The man reportedly died in the Darwin city watch house last Thursday night after being arrested for drinking in public. The Northern Territory government has defended the legislation, saying the reduction in paperwork allowed police to do their job more efficiently.
ALA spokesperson and barrister Greg Barns said the man’s death demonstrated the critical need for authorities to prioritise the safety of people in custody over the institutional drive to cut costs.
“Tragedies like this occur when police are permitted by governments not to concern themselves with appropriate accountability mechanisms,” Mr Barns said.
“In the cases of people with mental and physical illness, for example, recording details about their condition or medication is critical – if police do not have this information, individuals can die.
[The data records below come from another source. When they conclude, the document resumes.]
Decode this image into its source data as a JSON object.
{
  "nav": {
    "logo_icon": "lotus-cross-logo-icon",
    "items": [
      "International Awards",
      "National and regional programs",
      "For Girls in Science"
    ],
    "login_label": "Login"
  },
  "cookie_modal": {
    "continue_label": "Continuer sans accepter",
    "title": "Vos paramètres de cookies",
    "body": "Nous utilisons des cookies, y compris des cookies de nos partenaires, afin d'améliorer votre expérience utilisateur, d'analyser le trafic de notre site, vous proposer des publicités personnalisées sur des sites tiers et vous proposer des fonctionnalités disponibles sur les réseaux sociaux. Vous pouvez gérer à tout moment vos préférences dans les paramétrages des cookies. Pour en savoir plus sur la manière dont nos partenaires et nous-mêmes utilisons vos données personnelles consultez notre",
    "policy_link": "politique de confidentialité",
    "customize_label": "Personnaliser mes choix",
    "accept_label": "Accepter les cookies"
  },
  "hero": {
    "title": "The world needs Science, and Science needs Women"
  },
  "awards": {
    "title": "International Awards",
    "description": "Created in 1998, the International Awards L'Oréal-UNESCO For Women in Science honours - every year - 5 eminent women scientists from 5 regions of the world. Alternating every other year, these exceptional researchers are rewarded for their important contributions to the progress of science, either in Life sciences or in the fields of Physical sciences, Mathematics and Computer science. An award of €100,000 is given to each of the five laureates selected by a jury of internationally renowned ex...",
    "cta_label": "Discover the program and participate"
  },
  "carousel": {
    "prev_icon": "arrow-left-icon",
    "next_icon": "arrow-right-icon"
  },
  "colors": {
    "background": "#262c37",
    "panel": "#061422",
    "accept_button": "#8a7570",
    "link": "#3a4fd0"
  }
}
“Paperwork is about accountability. Coronial inquests across Australia over many years have recommended that custodial authorities keep proper records of persons who come into detention,” Mr Barns said.
Mr Barns said that the lack of proper custody records also left police vulnerable when things go wrong.
“Paperwork is as much about protecting police from allegations made as it is about ensuring there is accountability,” Mr Barns said.
“This is not bureaucracy and paper shuffling. It is about ensuring vital information is available to courts, individuals and their families and to coroners.”
Mr Barns said that the ALA would also continue to advocate for greater independence in the investigation of deaths in custody.